The coexistence of terrestrial networks (TN) and non-terrestrial networks (NTN) in the frequency range 3 (FR3) upper mid-band presents considerable interference concerns, as dense TN deployments can severely degrade NTN downlink performance. Existing studies rely on interference-nulling beamforming, precoding, or exclusion zones that require accurate channel state information (CSI) and static coordination, making them unsuitable for dynamic NTN scenarios. To overcome these limitations, we develop an optimization framework that jointly controls TN downlink power, uplink power, and antenna downtilt to protect NTN links while preserving terrestrial performance. The resultant non-convex coupling between TN and NTN parameters is addressed by a Proximal Policy Optimization (PPO)-based reinforcement learning method that develops adaptive power and tilt control strategies. Simulation results demonstrate a reduction up to 8 dB in the median interference-to-noise ratio (INR) while maintaining over 87% TN basestation activity, outperforming conventional baseline methods and validating the feasibility of the proposed strategy for FR3 coexistence.

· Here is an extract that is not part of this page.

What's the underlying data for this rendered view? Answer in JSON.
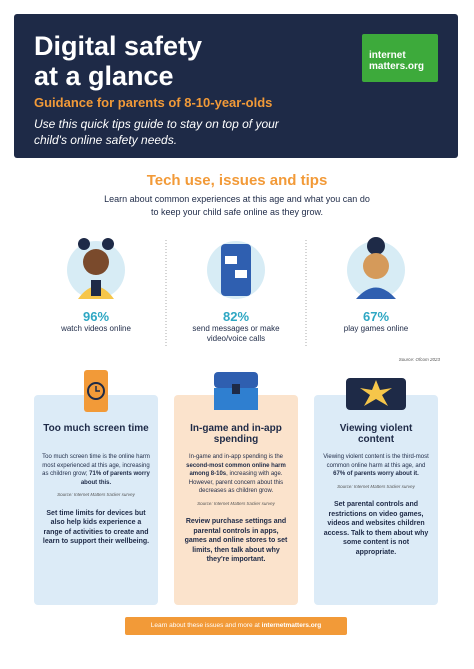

翻译：地面网络（TN）与非地面网络（NTN）在频率范围3（FR3）上中频段的共存带来了显著的干扰问题，因为密集的TN部署会严重降低NTN下行链路性能。现有研究依赖于干扰归零波束成形、预编码或排他区，这些方法需要精确的信道状态信息（CSI）和静态协调，因此不适用于动态NTN场景。为克服这些限制，我们开发了一个优化框架，联合控制TN下行链路功率、上行链路功率和天线倾角，以保护NTN链路，同时保持地面网络性能。由此产生的TN与NTN参数之间的非凸耦合问题，通过一种基于近端策略优化（PPO）的强化学习方法解决，该方法制定了自适应的功率与倾角控制策略。仿真结果表明，在保持超过87% TN基站活跃度的同时，中值干扰噪声比（INR）降低了高达8 dB，优于传统基线方法，并验证了所提策略在FR3共存场景下的可行性。